Is Your Signature Legible?


The first piece of education reviews the basic Center for Medicare & Medicaid Services (CMS) requirements for authentication of services provided or ordered. When CMS reviewed numerous examples of CERT signature denials, they found in almost every instance that the documentation was acceptable. Services were denied because of one of four “not acceptable” signature reasons, including

1. Illegible, unrecognizable handwritten signature or initials
2. Unsigned “typewritten” progress notes with a typed name only
3. Unverified or unauthorized electronic signatures
4. No indication of the rendering physician/practitioner

The Palmetto GBA Medical Directors strongly encourage the following improvements

1. Be sure a handwritten signature is a mark or sign by an individual on a document to signify knowledge, approval, acceptance or obligation
2. Records should clearly indicate they have been “electronically signed by” and include a date/time, including verbiage that makes this clear
3. Establish a protocol to ensure valid signatures are affixed to every order, record, or report within a reasonable time frame (i.e., customarily 48-72 hour after the encounter – but certainly before the claim is submitted to CMS for payment)

Additional information about the CERT program is available on the Palmetto GBA website under the CERT link.

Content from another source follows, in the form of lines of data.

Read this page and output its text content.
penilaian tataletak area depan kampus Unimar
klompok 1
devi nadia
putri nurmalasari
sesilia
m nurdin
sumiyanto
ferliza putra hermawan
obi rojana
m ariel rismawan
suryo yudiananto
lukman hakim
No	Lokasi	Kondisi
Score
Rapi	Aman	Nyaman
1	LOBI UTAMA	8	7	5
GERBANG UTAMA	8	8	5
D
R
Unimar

This focus is likely to apply to other intermediaries soon, so watch for additional educational updates and start looking into your current processes.

2 thoughts on “Is Your Signature Legible?

  1. Gail,

    Great post. Short and to the point. I could not find the CERT link on the Palmetto GBA page. Could you provide it here in the comments or put it in the original post?

    Found an interesting post about chicken scratch and the history pf physician hand writing. Here is the conclusion:

    “Chicken scratch, cacography, scrawl, hieroglyphics, ‘the dance of an inked chicken on meth’ (Ostrom, 2006); physician handwriting has been called many things, but the bottom line is that it is a product of the profession of medicine and the expectations of patients that can have deadly consequences.”

    Full text pdf can be found here.

  2. Thanks, Christian. The CERT link is deeply buried on the Palmetto website. It’s actually under “Jurisdiction 1” – California and Nevada, I think, if my geography doesn’t fail me (there’s only a map and no names that I could find…)

    Anyway. Here’s the link: http://bit.ly/bHTyLG

    And here’s the link to the CERT provider: http://bit.ly/bOgwty

    Hey! I LIKE this blogging stuff!